Hiking the Summit
The standard summit route is the Gooseberry Springs Trail, a 6-mile round trip with 1,800 feet of elevation gain. The trailhead sits at 9,500 feet on Forest Road 193, accessed from Grants via NM-547 and rough dirt forest roads. Allow about 4 hours round trip at a moderate pace. The trail climbs through ponderosa pine and aspen forest, crosses meadows in the middle sections, and reaches treeline about a quarter-mile from the summit. The final stretch crosses open alpine terrain to the summit cairn at 11,301 feet.
Drive time to the Gooseberry Springs trailhead from Grants is roughly 45 minutes including the dirt road sections. A high-clearance vehicle is recommended; passenger cars can sometimes make it in dry weather but the last 3 miles are rough. Pickup trucks, SUVs, and ATVs handle the road easily. The Forest Service maintains the road; conditions deteriorate during wet weather and improve in dry stretches.

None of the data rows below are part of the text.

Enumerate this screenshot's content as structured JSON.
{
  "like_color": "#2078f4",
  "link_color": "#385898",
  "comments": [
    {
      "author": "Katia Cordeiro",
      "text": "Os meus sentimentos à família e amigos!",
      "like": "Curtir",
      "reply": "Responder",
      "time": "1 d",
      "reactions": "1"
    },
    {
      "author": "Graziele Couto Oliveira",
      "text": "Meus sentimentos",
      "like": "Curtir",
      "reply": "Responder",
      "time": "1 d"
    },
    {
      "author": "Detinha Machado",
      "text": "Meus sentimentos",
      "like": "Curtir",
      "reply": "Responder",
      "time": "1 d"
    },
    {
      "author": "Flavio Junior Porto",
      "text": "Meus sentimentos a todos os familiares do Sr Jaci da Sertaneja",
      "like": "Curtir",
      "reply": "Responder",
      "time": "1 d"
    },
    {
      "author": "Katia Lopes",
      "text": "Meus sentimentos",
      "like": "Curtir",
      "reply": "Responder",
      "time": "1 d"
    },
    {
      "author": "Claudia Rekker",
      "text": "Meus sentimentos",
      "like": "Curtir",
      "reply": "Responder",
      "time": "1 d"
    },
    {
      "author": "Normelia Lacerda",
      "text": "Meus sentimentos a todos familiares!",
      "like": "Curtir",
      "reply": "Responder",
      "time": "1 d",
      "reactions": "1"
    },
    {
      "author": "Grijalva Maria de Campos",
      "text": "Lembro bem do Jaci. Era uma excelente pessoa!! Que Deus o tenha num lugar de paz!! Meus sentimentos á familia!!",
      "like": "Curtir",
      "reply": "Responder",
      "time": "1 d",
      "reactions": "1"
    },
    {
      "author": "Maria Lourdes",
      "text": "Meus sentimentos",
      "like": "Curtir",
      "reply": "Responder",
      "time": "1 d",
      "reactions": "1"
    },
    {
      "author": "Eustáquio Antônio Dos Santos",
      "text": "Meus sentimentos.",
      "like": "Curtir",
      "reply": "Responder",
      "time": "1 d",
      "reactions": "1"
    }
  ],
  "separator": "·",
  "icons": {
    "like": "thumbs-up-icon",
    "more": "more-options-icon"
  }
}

Alternative routes include the Mount Taylor Trail (a longer 9-mile round trip from a lower trailhead near La Mosca Lookout) and the winter route via cross-country ski from the highway plowed turnaround. The annual Mount Taylor Winter Quadrathlon held each February sends competitors up the mountain by bike, ski, snowshoe, and foot in a continuous race — one of the longest-running winter mountain races in the country and a colorful Grants event worth scheduling around.